Em outubro de 2020, o Conselho Pleno aprovou proposta do então conselheiro federal Ulisses Rabaneda (MT), atualmente procurador-geral do Conselho Federal, pelo ingresso de uma Ação Direta de Inconstitucionalidade (ADI) contra um dispositivo do chamado pacote anticrime (Lei 13.964/2019). O dispositivo questionado pela ADI também prevê a execução provisória quando o réu for condenado no Tribunal do Júri a uma pena igual ou superior a 15 anos. Como tratam do mesmo assunto, a OAB defende que o RE e a ADI sejam julgados de forma conjunta.

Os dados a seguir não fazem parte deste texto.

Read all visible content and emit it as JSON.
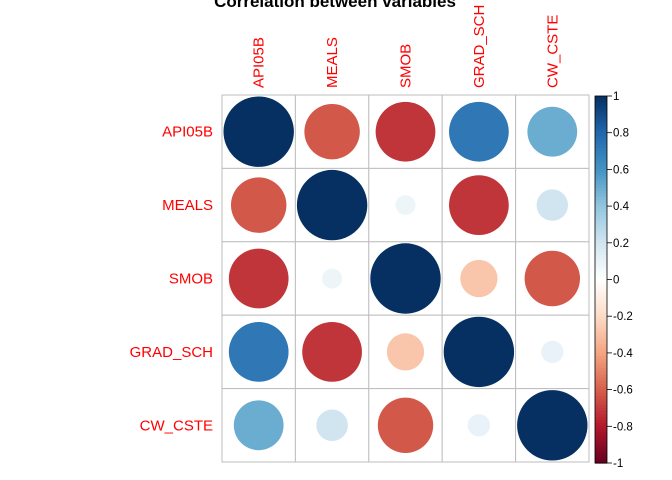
{
  "chart_data": {
    "type": "heatmap",
    "subtype": "correlation-circle-matrix",
    "title": "Correlation between variables",
    "variables": [
      "API05B",
      "MEALS",
      "SMOB",
      "GRAD_SCH",
      "CW_CSTE"
    ],
    "matrix": [
      [
        1.0,
        -0.62,
        -0.72,
        0.72,
        0.5
      ],
      [
        -0.62,
        1.0,
        0.08,
        -0.72,
        0.2
      ],
      [
        -0.72,
        0.08,
        1.0,
        -0.28,
        -0.62
      ],
      [
        0.72,
        -0.72,
        -0.28,
        1.0,
        0.1
      ],
      [
        0.5,
        0.2,
        -0.62,
        0.1,
        1.0
      ]
    ],
    "colorbar": {
      "range": [
        -1,
        1
      ],
      "ticks": [
        "1",
        "0.8",
        "0.6",
        "0.4",
        "0.2",
        "0",
        "-0.2",
        "-0.4",
        "-0.6",
        "-0.8",
        "-1"
      ],
      "colors": [
        "#67001F",
        "#B2182B",
        "#D6604D",
        "#F4A582",
        "#FDDBC7",
        "#FFFFFF",
        "#D1E5F0",
        "#92C5DE",
        "#4393C3",
        "#2166AC",
        "#053061"
      ]
    },
    "label_color": "#FF0000",
    "grid": true,
    "legend_position": "right"
  }
}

“A OAB entende que é inconstitucional a execução imediata da sentença do Tribunal do Júri, e esse Recurso Extraordinário trata exatamente deste tema. O mais razoável é que as ações sejam julgadas em conjunto dando oportunidade para que a OAB e as outras entidades que ingressaram na ação como amicus curiae possam se manifestar nesse julgamento. Estender essa reflexão por meio da participação dos amigos da corte contribuirá para que a questão seja vista por todos os pontos de vista relevantes e que a decisão final vá ao encontro do texto constitucional”, disse o procurador-geral do Conselho Federal.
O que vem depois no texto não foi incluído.